Intervention de Hervé Gaymard

Séance en hémicycle du 10 septembre 2013 à 21h45
Accès au logement et urbanisme rénové — Discussion générale

Photo issue du site de l'Assemblée nationale ou de WikipediaHervé Gaymard :

Madame la ministre, je voudrais appeler votre attention sur une question qui n’est pas traitée dans votre projet de loi, mais qui est centrale, je veux parler de la réhabilitation de l’immobilier de loisir.

Cette question est centrale pour l’économie du tourisme, donc de l’emploi, à la mer comme à la montagne. Elle est centrale pour les artisans du bâtiment, qui connaîtraient ainsi un regain d’activité. Elle est enfin centrale pour le développement durable, car cette réhabilitation éviterait toujours plus de constructions dans des espaces vierges et éviterait le gaspillage thermique.

Depuis le début des années 1960, l’économie touristique des stations s’est organisée autour d’une offre d’hébergement professionnelle, que l’on peut distinguer en deux catégories : les lits professionnels dits « chauds » - hôtels, résidences de tourisme, clubs ou villages de vacances - qui sont bien commercialisés, et les lits diffus dits « froids », mis sur le marché de manière aléatoire, donc insuffisamment occupés.

L’hébergement professionnel, qui est le socle de l’économie touristique, connaît une érosion constante, due à plusieurs facteurs : la cessation d’activité pour certains établissements, qui ne peuvent supporter le coût d’une mise aux normes ; la vente à la découpe d’hôtels ou de résidences de tourisme, plus rémunératrice qu’une vente en bloc ; la fin de bail pour les propriétaires de logements dans des résidences de tourisme, qui ne sont plus soumis à l’obligation de location ; la sortie de dispositifs de location confiés à une agence immobilière.

L’érosion annuelle des lits chauds au profit des lits froids, en zone de montagne, est en moyenne de plus de 3 % et, sur certains sites, peut atteindre près de 5 %. Les constructions nouvelles compensent à peine cette perte de lits, mais chacun sait qu’il ne sera pas possible de continuer de construire indéfiniment, et que les volets clos donnent une image négative des zones touristiques et représentent une perte économique considérable.

En effet, en zone de montagne, où la saison d’hiver est composée de dix-huit semaines principales, un lit professionnel est occupé près de douze semaines, alors qu’un lit diffus ne le sera que cinq semaines, ce qui est destructeur d’emplois. La priorité doit donc être de réchauffer les lits « froids ».

On ne découvre pas le sujet, bien sûr. Depuis une quinzaine d’années, de nombreuses initiatives ont été engagées. Certaines démarches locales ont eu des résultats, le plus souvent limités. Au plan national, les opérations de réhabilitation de l’immobilier de loisirs mises en oeuvre à partir des années 2000 n’ont pas eu les résultats attendus.

Il ne faut plus tarder à innover et à mettre en oeuvre des dispositifs pérennes et efficaces.
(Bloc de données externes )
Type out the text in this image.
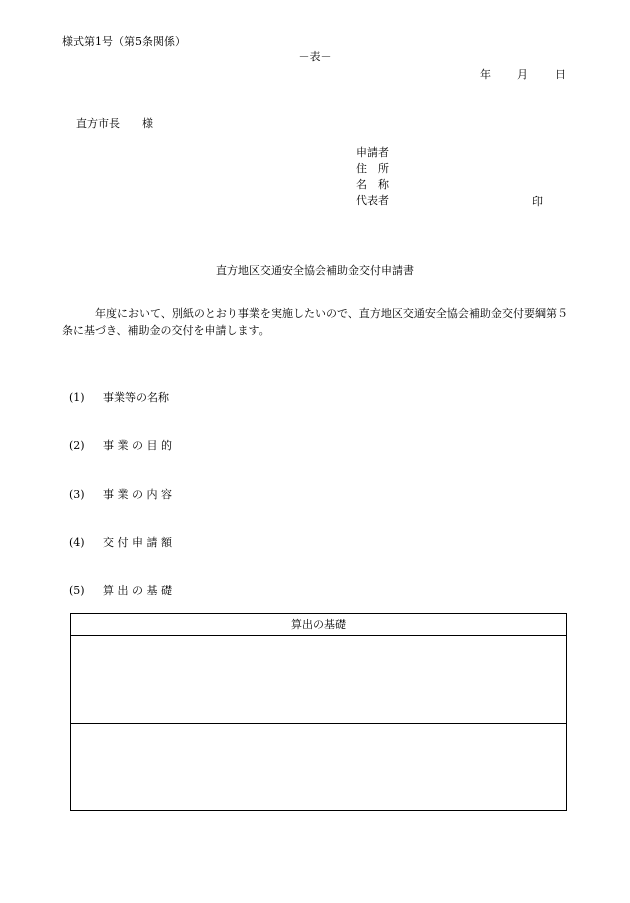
様式第1号（第5条関係）
－表－
年 月 日
直方市長 様
申請者
住　所
名　称
代表者	印
直方地区交通安全協会補助金交付申請書
年度において、別紙のとおり事業を実施したいので、直方地区交通安全協会補助金交付要綱第５条に基づき、補助金の交付を申請します。
(1) 事業等の名称
(2) 事 業 の 目 的
(3) 事 業 の 内 容
(4) 交 付 申 請 額
(5) 算 出 の 基 礎
算出の基礎
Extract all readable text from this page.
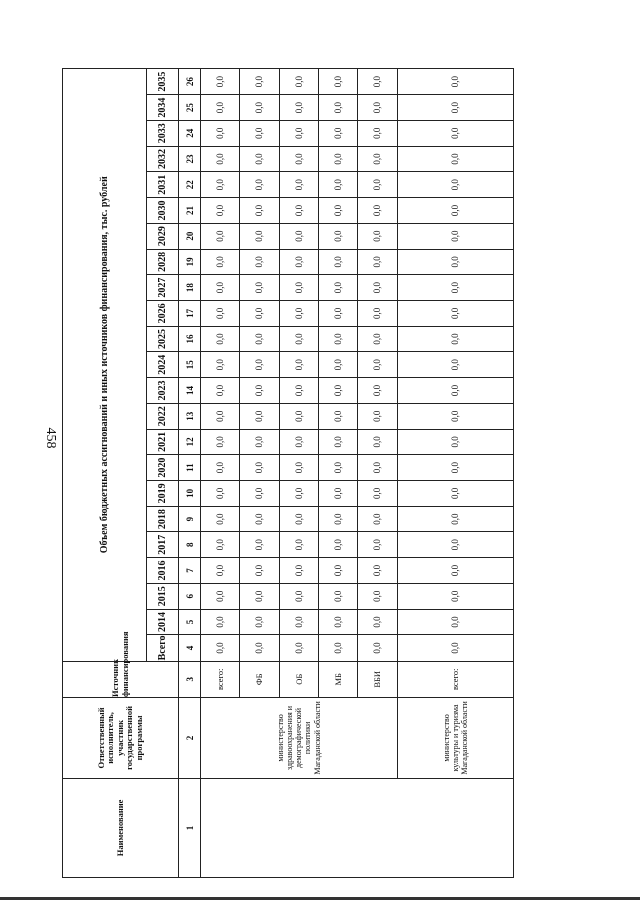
458
Наименование	Ответственный исполнитель, участник государственной программы	Источник финансирования	Объем бюджетных ассигнований и иных источников финансирования, тыс. рублей																						
			Всего	2014	2015	2016	2017	2018	2019	2020	2021	2022	2023	2024	2025	2026	2027	2028	2029	2030	2031	2032	2033	2034	2035
1	2	3	4	5	6	7	8	9	10	11	12	13	14	15	16	17	18	19	20	21	22	23	24	25	26
	министерство здравоохранения и демографической политики Магаданской области	всего:	0,0	0,0	0,0	0,0	0,0	0,0	0,0	0,0	0,0	0,0	0,0	0,0	0,0	0,0	0,0	0,0	0,0	0,0	0,0	0,0	0,0	0,0	0,0
		ФБ	0,0	0,0	0,0	0,0	0,0	0,0	0,0	0,0	0,0	0,0	0,0	0,0	0,0	0,0	0,0	0,0	0,0	0,0	0,0	0,0	0,0	0,0	0,0
		ОБ	0,0	0,0	0,0	0,0	0,0	0,0	0,0	0,0	0,0	0,0	0,0	0,0	0,0	0,0	0,0	0,0	0,0	0,0	0,0	0,0	0,0	0,0	0,0
		МБ	0,0	0,0	0,0	0,0	0,0	0,0	0,0	0,0	0,0	0,0	0,0	0,0	0,0	0,0	0,0	0,0	0,0	0,0	0,0	0,0	0,0	0,0	0,0
		ВБИ	0,0	0,0	0,0	0,0	0,0	0,0	0,0	0,0	0,0	0,0	0,0	0,0	0,0	0,0	0,0	0,0	0,0	0,0	0,0	0,0	0,0	0,0	0,0
	министерство культуры и туризма Магаданской области	всего:	0,0	0,0	0,0	0,0	0,0	0,0	0,0	0,0	0,0	0,0	0,0	0,0	0,0	0,0	0,0	0,0	0,0	0,0	0,0	0,0	0,0	0,0	0,0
Madame la ministre, les élus et les professionnels de l’immobilier attendent beaucoup de l’État pour fédérer les énergies. De ce point de vue, trois axes pourraient être privilégiés.

Le premier serait de pérenniser le parc marchand, en soutenant les propriétaires, en expérimentant l’allégement fiscal pour les propriétaires loueurs ou en favorisant la transmission familiale des hôtels existants et en décrétant une pause sur les normes.

Le deuxième axe devrait être de favoriser et de fluidifier la rénovation immobilière, en généralisant l’octroi de surfaces supplémentaires de plancher pour faciliter l’autofinancement de la rénovation, en dispensant d’autorisation « Unité touristique nouvelle » les opérations de démolition-reconstruction, en développant un accompagnement technique et juridique des copropriétés, en mobilisant les capacités financières des acteurs économiques locaux directement intéressés par la fréquentation touristique, en recourant à l’injonction de ravalement de façades pour les copropriétés dégradées, en couplant rénovation énergétique et remise sur le marché.

Enfin, le troisième axe pourrait être la régulation et les qualification des lits neufs, en substituant progressivement à la construction de lits neufs de la rénovation et de la remise sur le marché volontariste, en favorisant la construction de lits à fort rendement, en renforçant le contenu et le contrôle du conventionnement au titre de l’article 42 de la loi Montagne, et enfin en généralisant une évolution législative qui permettrait de différencier les types d’hébergement.

Voilà, madame la ministre, mes chers collègues, quelques pistes de travail. Il y a urgence. Tous les élus de la montagne et ceux du littoral, avec les professionnels du tourisme, sont à votre disposition pour travailler sur ce sujet : les nécessaires solutions n’ont que trop tardé.